The economists cited also seem to be on shaky ground. Economist Thomas Sowell's ascribing the prosperity of Switzerland and Singapore to lack of minimum-wage laws is a confusion of cause and effect.
And if economist Walter Williams believes that both black and white youth, or any other sector of the work force, enjoyed "negligible" unemployment rates during the 1930s, he hasn't read the history.
As the writer points out, economics is a complicated proposition.
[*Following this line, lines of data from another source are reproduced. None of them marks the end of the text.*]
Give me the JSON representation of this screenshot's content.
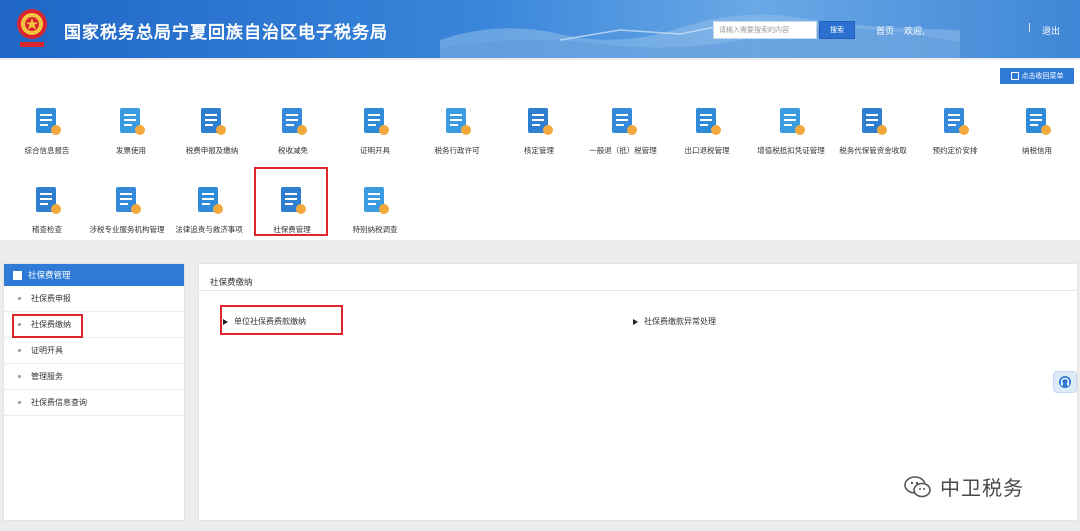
{
  "header": {
    "title": "国家税务总局宁夏回族自治区电子税务局",
    "search_placeholder": "请输入需要搜索的内容",
    "search_button": "搜索",
    "home": "首页",
    "welcome": "欢迎,",
    "separator": "|",
    "logout": "退出"
  },
  "menu": {
    "collapse_label": "点击收回菜单",
    "items": [
      {
        "label": "综合信息报告",
        "icon": "report-icon"
      },
      {
        "label": "发票使用",
        "icon": "invoice-icon"
      },
      {
        "label": "税费申报及缴纳",
        "icon": "tax-declaration-icon"
      },
      {
        "label": "税收减免",
        "icon": "tax-relief-icon"
      },
      {
        "label": "证明开具",
        "icon": "certificate-icon"
      },
      {
        "label": "税务行政许可",
        "icon": "license-icon"
      },
      {
        "label": "核定管理",
        "icon": "tax-assessment-icon"
      },
      {
        "label": "一般退（抵）税管理",
        "icon": "refund-icon"
      },
      {
        "label": "出口退税管理",
        "icon": "export-refund-icon"
      },
      {
        "label": "增值税抵扣凭证管理",
        "icon": "vat-deduction-icon"
      },
      {
        "label": "税务代保管资金收取",
        "icon": "custody-fund-icon"
      },
      {
        "label": "预约定价安排",
        "icon": "pricing-arrangement-icon"
      },
      {
        "label": "纳税信用",
        "icon": "credit-icon"
      },
      {
        "label": "稽查检查",
        "icon": "inspection-icon"
      },
      {
        "label": "涉税专业服务机构管理",
        "icon": "agency-icon"
      },
      {
        "label": "法律追责与救济事项",
        "icon": "legal-icon"
      },
      {
        "label": "社保费管理",
        "icon": "social-security-icon"
      },
      {
        "label": "特别纳税调查",
        "icon": "special-investigation-icon"
      }
    ]
  },
  "sidebar": {
    "title": "社保费管理",
    "items": [
      {
        "label": "社保费申报"
      },
      {
        "label": "社保费缴纳"
      },
      {
        "label": "证明开具"
      },
      {
        "label": "管理服务"
      },
      {
        "label": "社保费信息查询"
      }
    ]
  },
  "main": {
    "title": "社保费缴纳",
    "links": [
      {
        "label": "单位社保费费款缴纳"
      },
      {
        "label": "社保费缴款异常处理"
      }
    ]
  },
  "watermark": {
    "text": "中卫税务"
  },
  "colors": {
    "primary": "#2e7ad6",
    "highlight": "#e0262b",
    "header": "#1f66c6"
  }
}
When you raise the minimum wage for everyone, maybe you risk lower employment as a result of higher payrolls; or maybe you spur higher employment as a result of increased demand from customers who suddenly have enough money to buy products and services.
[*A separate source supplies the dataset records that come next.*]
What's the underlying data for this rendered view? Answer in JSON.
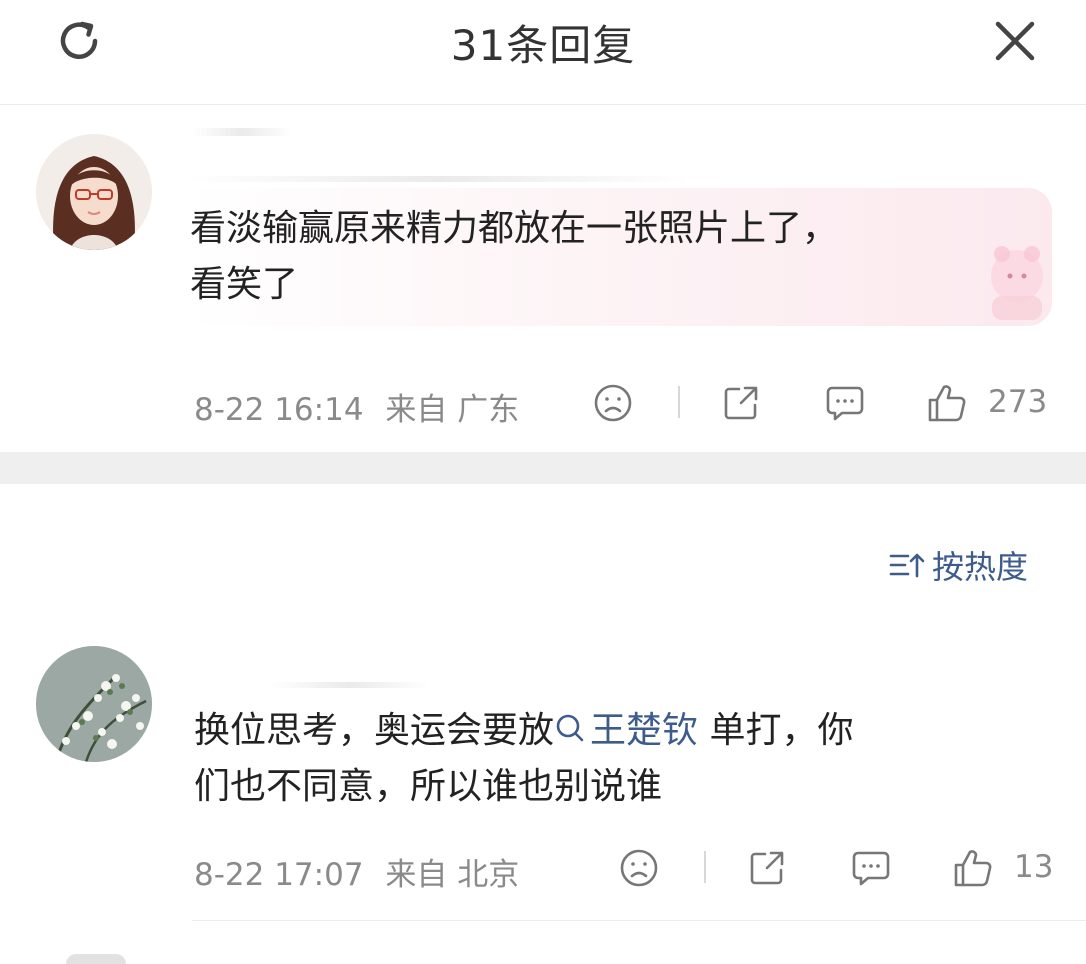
{
  "header": {
    "title": "31条回复",
    "refresh_icon": "refresh-icon",
    "close_icon": "close-icon"
  },
  "comments": [
    {
      "text_lines": [
        "看淡输赢原来精力都放在一张照片上了，",
        "看笑了"
      ],
      "date": "8-22 16:14",
      "location": "来自 广东",
      "likes": "273"
    },
    {
      "text_before": "换位思考，奥运会要放",
      "mention": "王楚钦",
      "text_after": " 单打，你",
      "text_line2": "们也不同意，所以谁也别说谁",
      "date": "8-22 17:07",
      "location": "来自 北京",
      "likes": "13"
    }
  ],
  "sort": {
    "label": "按热度",
    "icon": "sort-icon"
  },
  "colors": {
    "link": "#3d5c8c",
    "meta": "#8a8a8a",
    "text": "#222222",
    "section_gap": "#efefef",
    "bubble_pink": "#fbe9ee"
  }
}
It's a striking fact that people who don't want to raise the minimum wage generally also oppose government aid to the poor, whom they exhort to "get jobs." But what if the jobs don't pay a living wage? Must people work to starve?
"There will always be a bottom 10 percent," the writer says. That's true by definition. But it doesn't always have to translate into poverty-level living standards.
Blame for recession
The urologist who writes against raising the minimum wage should talk to someone trying to survive on a minimum wage. Instead the doctor clings, like many non-reading conservatives, to the fantasy that the 2008 recession was caused by "bad economic policy" and the Community Reinvestment Act.
If the doctor would just read that law, he might learn that its only purpose was to prohibit the redlining of mortgages, whereby banks would not grant mortgages for homes where the majority of residents were black. Just read the law; it's not that long.
No one forced banks to "loan cheap money to people with bad credit." The banks were only too eager to grant such loans, if only because the profits were huge. The recession was the result of excessive leverage, aided by mortgage-backed securities) and over-the-counter derivatives, along with collateralized debt obligations, and the repo markets (repurchase agreements).
But, don't take my word for it. Read the analysis by Republicans who were at the scene of the disaster:
■ On the Brink: Inside the Race to Stop the Collapse of the Global Financial System by Henry M. Paulson, the former U. S. Secretary of the Treasury.
■ Bull by the Horns: Fighting to Save Main Street from Wall Street and Wall Street from Itself by Sheila Bair, the most recent chairman of FDIC.
■ Colossal Failure of Common Sense: The Inside Story of the Collapse of Lehman Brothers by Lawrence G. McDonald, a former vice president of Lehman Brothers.
If only conservatives would read instead of just clinging to baseless fantasies.